Consider the following, from Ulysses’ Without Guilt by Stacy Schiff (in the New York Times):
Recently Cathleen Black, president of Hearst Magazines, urged a group of publishing executives to think of their audience as consumers rather than readers. She’s onto something: arguably the very definition of reading has changed. So Google asserts in defending its right to scan copyrighted materials. The process of digitizing books transforms them, the company contends, into something else; our engagement with a text is different when we call it up online. We are no longer reading.

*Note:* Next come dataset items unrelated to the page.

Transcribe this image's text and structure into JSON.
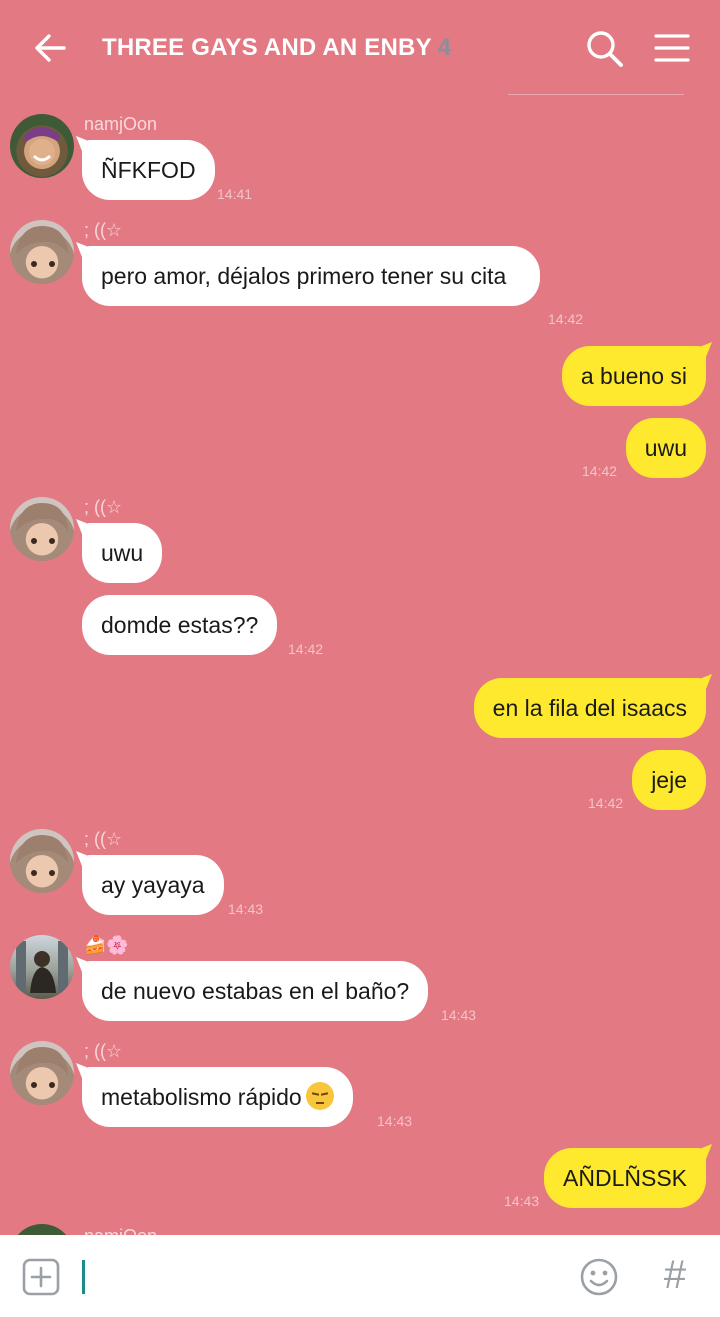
{
  "header": {
    "title": "THREE GAYS AND AN ENBY",
    "member_count": "4"
  },
  "messages": [
    {
      "sender": "namjOon",
      "text": "ÑFKFOD",
      "time": "14:41",
      "direction": "in"
    },
    {
      "sender": "; ((☆",
      "text": "pero amor, déjalos primero tener su cita",
      "time": "14:42",
      "direction": "in"
    },
    {
      "text": "a bueno si",
      "direction": "out"
    },
    {
      "text": "uwu",
      "time": "14:42",
      "direction": "out"
    },
    {
      "sender": "; ((☆",
      "text": "uwu",
      "direction": "in"
    },
    {
      "text": "domde estas??",
      "time": "14:42",
      "direction": "in"
    },
    {
      "text": "en la fila del isaacs",
      "direction": "out"
    },
    {
      "text": "jeje",
      "time": "14:42",
      "direction": "out"
    },
    {
      "sender": "; ((☆",
      "text": "ay yayaya",
      "time": "14:43",
      "direction": "in"
    },
    {
      "sender": "🍰🌸",
      "text": "de nuevo estabas en el baño?",
      "time": "14:43",
      "direction": "in"
    },
    {
      "sender": "; ((☆",
      "text": "metabolismo rápido",
      "time": "14:43",
      "direction": "in",
      "emoji": "pensive-face"
    },
    {
      "text": "AÑDLÑSSK",
      "time": "14:43",
      "direction": "out"
    },
    {
      "sender": "namjOon",
      "direction": "in",
      "partial": true
    }
  ],
  "input": {
    "placeholder": "",
    "value": ""
  },
  "icons": {
    "back": "arrow-left-icon",
    "search": "search-icon",
    "menu": "hamburger-menu-icon",
    "add": "plus-square-icon",
    "sticker": "smiley-icon",
    "hashtag": "#"
  },
  "colors": {
    "background": "#e37983",
    "incoming_bubble": "#ffffff",
    "outgoing_bubble": "#fee92e",
    "caret": "#1b8d87"
  }
}
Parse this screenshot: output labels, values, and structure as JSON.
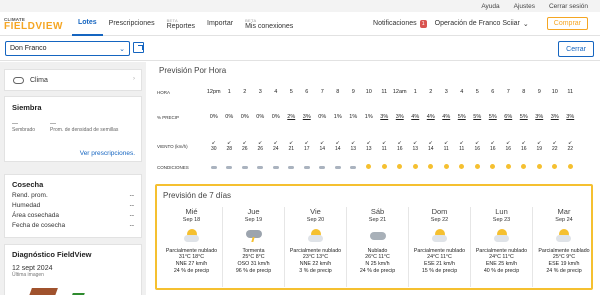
{
  "utility": {
    "help": "Ayuda",
    "settings": "Ajustes",
    "logout": "Cerrar sesión"
  },
  "logo": {
    "top": "CLIMATE",
    "main": "FIELDVIEW"
  },
  "nav": {
    "items": [
      {
        "label": "Lotes",
        "beta": ""
      },
      {
        "label": "Prescripciones",
        "beta": ""
      },
      {
        "label": "Reportes",
        "beta": "BETA"
      },
      {
        "label": "Importar",
        "beta": ""
      },
      {
        "label": "Mis conexiones",
        "beta": "BETA"
      }
    ],
    "notifications_label": "Notificaciones",
    "notifications_count": "1",
    "operation": "Operación de Franco Sciiar",
    "buy": "Comprar"
  },
  "toolbar": {
    "farm": "Don Franco",
    "close": "Cerrar"
  },
  "sidebar": {
    "clima": "Clima",
    "siembra": {
      "title": "Siembra",
      "sown_value": "---",
      "sown_label": "Sembrado",
      "density_value": "---",
      "density_label": "Prom. de densidad de semillas",
      "link": "Ver prescripciones."
    },
    "cosecha": {
      "title": "Cosecha",
      "rows": [
        {
          "label": "Rend. prom.",
          "value": "--"
        },
        {
          "label": "Humedad",
          "value": "--"
        },
        {
          "label": "Área cosechada",
          "value": "--"
        },
        {
          "label": "Fecha de cosecha",
          "value": "--"
        }
      ]
    },
    "diagnostico": {
      "title": "Diagnóstico FieldView",
      "date": "12 sept 2024",
      "sub": "Última imagen"
    }
  },
  "hourly": {
    "title": "Previsión Por Hora",
    "hora_label": "HORA",
    "hours": [
      "12pm",
      "1",
      "2",
      "3",
      "4",
      "5",
      "6",
      "7",
      "8",
      "9",
      "10",
      "11",
      "12am",
      "1",
      "2",
      "3",
      "4",
      "5",
      "6",
      "7",
      "8",
      "9",
      "10",
      "11"
    ],
    "precip_label": "% PRECIP",
    "precip": [
      "0%",
      "0%",
      "0%",
      "0%",
      "0%",
      "2%",
      "3%",
      "0%",
      "1%",
      "1%",
      "1%",
      "3%",
      "3%",
      "4%",
      "4%",
      "4%",
      "5%",
      "5%",
      "5%",
      "6%",
      "5%",
      "3%",
      "3%",
      "3%"
    ],
    "wind_label": "VIENTO (km/h)",
    "wind": [
      "30",
      "28",
      "26",
      "26",
      "24",
      "21",
      "17",
      "14",
      "14",
      "13",
      "13",
      "11",
      "16",
      "13",
      "14",
      "11",
      "11",
      "16",
      "16",
      "16",
      "16",
      "19",
      "22",
      "22"
    ],
    "cond_label": "CONDICIONES",
    "conditions": [
      "moon",
      "moon",
      "moon",
      "moon",
      "moon",
      "moon",
      "moon",
      "moon",
      "moon",
      "moon",
      "sun",
      "sun",
      "sun",
      "sun",
      "sun",
      "sun",
      "sun",
      "sun",
      "sun",
      "sun",
      "sun",
      "sun",
      "sun",
      "sun"
    ]
  },
  "forecast": {
    "title": "Previsión de 7 días",
    "days": [
      {
        "name": "Mié",
        "date": "Sep 18",
        "icon": "sun-cloud",
        "condition": "Parcialmente nublado",
        "temp": "31°C 18°C",
        "wind": "NNE 27 km/h",
        "precip": "24 % de precip"
      },
      {
        "name": "Jue",
        "date": "Sep 19",
        "icon": "storm",
        "condition": "Tormenta",
        "temp": "25°C 8°C",
        "wind": "OSO 31 km/h",
        "precip": "96 % de precip"
      },
      {
        "name": "Vie",
        "date": "Sep 20",
        "icon": "sun-cloud",
        "condition": "Parcialmente nublado",
        "temp": "23°C 13°C",
        "wind": "NNE 22 km/h",
        "precip": "3 % de precip"
      },
      {
        "name": "Sáb",
        "date": "Sep 21",
        "icon": "cloudy",
        "condition": "Nublado",
        "temp": "26°C 11°C",
        "wind": "N 25 km/h",
        "precip": "24 % de precip"
      },
      {
        "name": "Dom",
        "date": "Sep 22",
        "icon": "sun-cloud",
        "condition": "Parcialmente nublado",
        "temp": "24°C 11°C",
        "wind": "ESE 21 km/h",
        "precip": "15 % de precip"
      },
      {
        "name": "Lun",
        "date": "Sep 23",
        "icon": "sun-cloud",
        "condition": "Parcialmente nublado",
        "temp": "24°C 11°C",
        "wind": "ENE 25 km/h",
        "precip": "40 % de precip"
      },
      {
        "name": "Mar",
        "date": "Sep 24",
        "icon": "sun-cloud",
        "condition": "Parcialmente nublado",
        "temp": "25°C 9°C",
        "wind": "ESE 19 km/h",
        "precip": "24 % de precip"
      }
    ]
  },
  "colors": {
    "accent": "#1565c0",
    "brand": "#f5a623",
    "highlight": "#f5c030"
  }
}
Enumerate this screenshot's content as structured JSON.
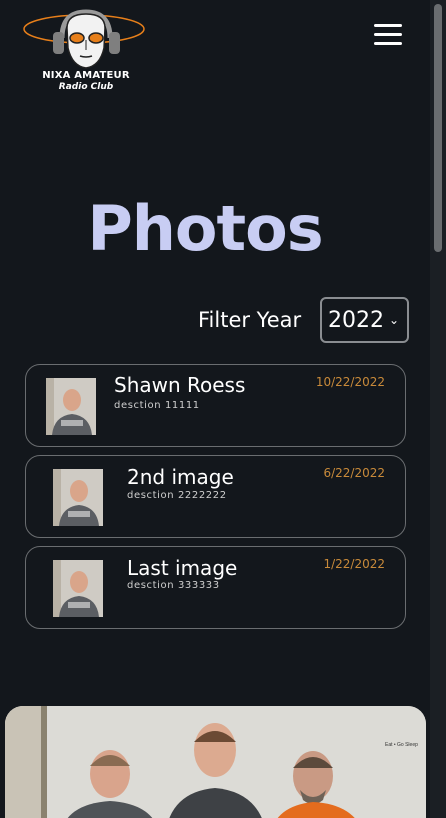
{
  "header": {
    "logo_line1": "NIXA AMATEUR",
    "logo_line2": "Radio Club",
    "menu_icon": "hamburger-icon"
  },
  "page": {
    "title": "Photos"
  },
  "filter": {
    "label": "Filter Year",
    "selected_year": "2022"
  },
  "photos": [
    {
      "name": "Shawn Roess",
      "description": "desction 11111",
      "date": "10/22/2022"
    },
    {
      "name": "2nd image",
      "description": "desction 2222222",
      "date": "6/22/2022"
    },
    {
      "name": "Last image",
      "description": "desction 333333",
      "date": "1/22/2022"
    }
  ],
  "colors": {
    "background": "#13171c",
    "title": "#c8cdf3",
    "date": "#c88a3a",
    "card_border": "#6a6d70",
    "logo_ring": "#e77f1a"
  }
}
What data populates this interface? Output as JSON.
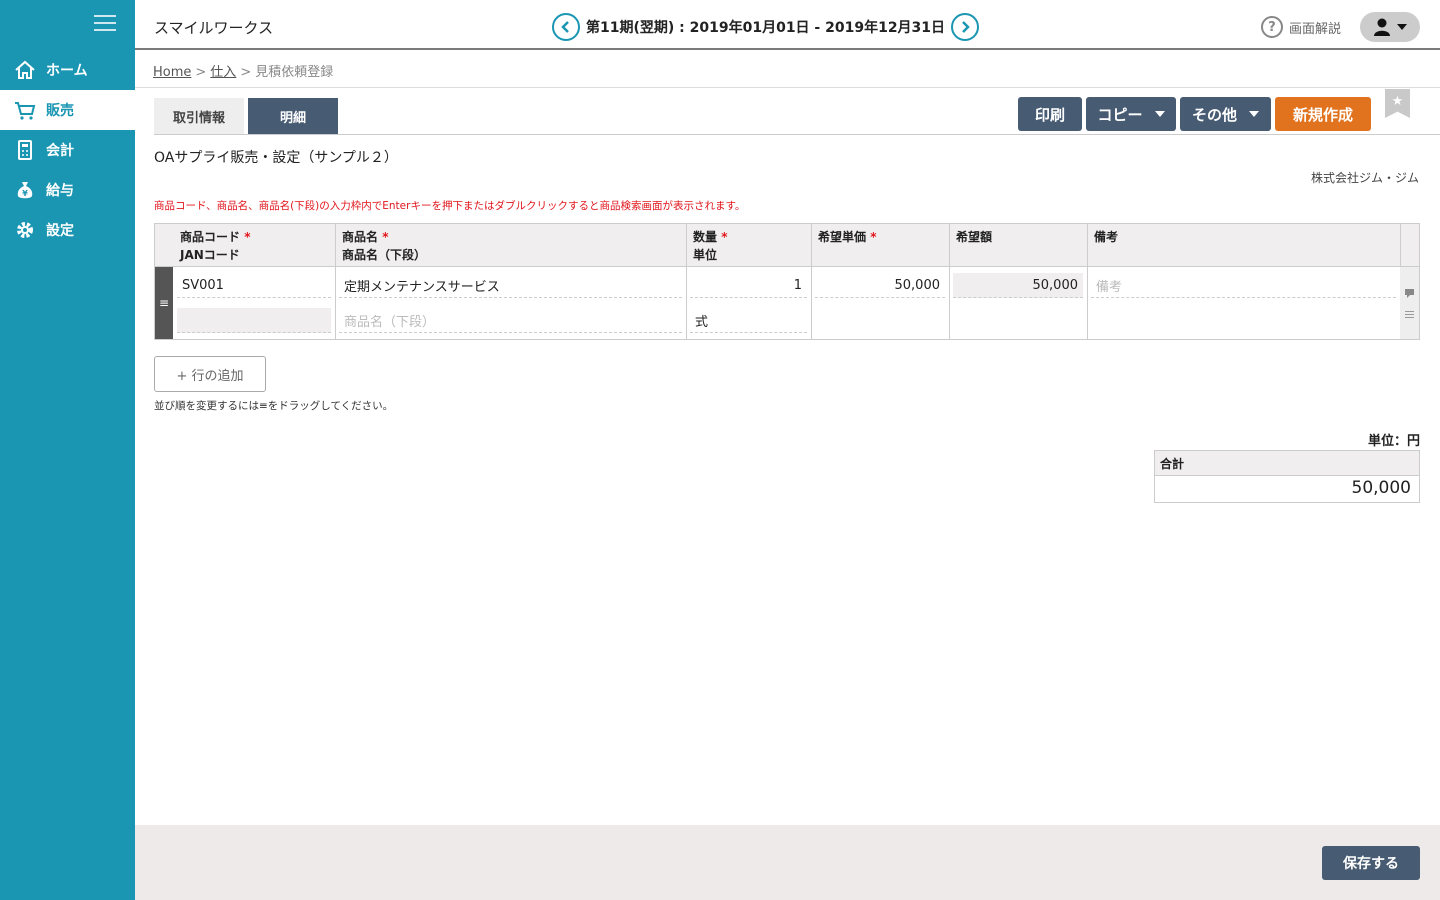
{
  "app": {
    "title": "スマイルワークス"
  },
  "period": {
    "text": "第11期(翌期) : 2019年01月01日 - 2019年12月31日"
  },
  "help": {
    "label": "画面解説"
  },
  "sidebar": {
    "items": [
      {
        "label": "ホーム"
      },
      {
        "label": "販売"
      },
      {
        "label": "会計"
      },
      {
        "label": "給与"
      },
      {
        "label": "設定"
      }
    ]
  },
  "breadcrumb": {
    "home": "Home",
    "section": "仕入",
    "current": "見積依頼登録",
    "sep": ">"
  },
  "tabs": {
    "info": "取引情報",
    "detail": "明細"
  },
  "actions": {
    "print": "印刷",
    "copy": "コピー",
    "other": "その他",
    "new": "新規作成"
  },
  "document": {
    "title": "OAサプライ販売・設定（サンプル２）",
    "company": "株式会社ジム・ジム",
    "notice": "商品コード、商品名、商品名(下段)の入力枠内でEnterキーを押下またはダブルクリックすると商品検索画面が表示されます。"
  },
  "table": {
    "headers": {
      "code": "商品コード",
      "jan": "JANコード",
      "name": "商品名",
      "name_sub": "商品名（下段）",
      "qty": "数量",
      "unit": "単位",
      "unit_price": "希望単価",
      "amount": "希望額",
      "memo": "備考",
      "required_mark": "*"
    },
    "rows": [
      {
        "code": "SV001",
        "jan": "",
        "name": "定期メンテナンスサービス",
        "name_sub_placeholder": "商品名（下段）",
        "qty": "1",
        "unit": "式",
        "unit_price": "50,000",
        "amount": "50,000",
        "memo_placeholder": "備考"
      }
    ]
  },
  "add_row": {
    "label": "+ 行の追加"
  },
  "drag_note": "並び順を変更するには≡をドラッグしてください。",
  "summary": {
    "unit_label": "単位：円",
    "total_label": "合計",
    "total_value": "50,000"
  },
  "footer": {
    "save": "保存する"
  }
}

We’re searching – a function that conveniently did not exist when the concept of copyright was established.
On a larger scale, the growing use of text clouds hints at a (potential) deeper cultural shift in the way we go about reading and comprehension: a shift from linear modes based on reading words and sentences, to nonlinear modes based on viewing summaries of content in aggregate as a way of discovering concepts and patterns. (Finally, a legitimate use for Twitter…) Experimenting with text clouds for non-linear reading and comprehension (now that’s a sexy term…) is a natural evolution of the role cloud style displays play as an alternative / compliment / supplement to the list based navigation now dominant in user experiences.
A Text Cloud of Twitter Posts (A TwitterCloud?)
ago applied assuming bad briela classes clean coke decompressing dhowell dinner drinkin eisenbear full ga god guy half happy house ibterri impressing issues jedi joanna knows less lhalff lost minute moment nybble ohhhhh rfk rum ryanjames scholarship seconds sites skiing status summer twitterrific txt tyguy umpteenth vlu77 watched water web created at TagCrowd.com
I’m not predicting the end of reading as we know it, nor the end of navigation as we know it: both will be with us for a long, long time. But I do believe that text clouds might constitute an emerging method for augmenting comprehension and display of text, with broad potential uses.
Enterprising Clouds
What about someone lacking time to fully read a Shakespeare play, or a faddish business book, but who needs to understand something about that book’s meaning and substance? A text cloud creation tool could extract the most commonly mentioned terms, and otherwise profile the words that make up the text. It would be risky to rely on a shallow text cloud (and Tim O’Reilly mentions this specifically) for deep comprehension, but it would be enough to understand the concepts that appear, and allow polite conversation at a networking event, or lunch with that certain manager who recommended the book.
If I were entrepreneurial, I’d source a set of free electronic versions of classic texts, process them with one of the free text cloud tools, apply some XSLT and other transformations to generate consistent readable formatting, and sell the results as a line of ebooks called “Cloud Notes”. Of course, someone’s beaten me to it already…
What’s in store for the future?
In this fashion, text clouds may become a generally applied tool for managing growing information overload by using automated synthesis and summarization. In the information saturated future (or the information saturated present), text clouds are the common executive summary on steroids and acid simultaneously; assembled with muscular syntactical and semantic processing, and fed to reading-fatigued post-literates as swirling blobs of giant words in wild colors, it consists of signifiers for reified concepts that tweak the eye-brain-language conduit directly.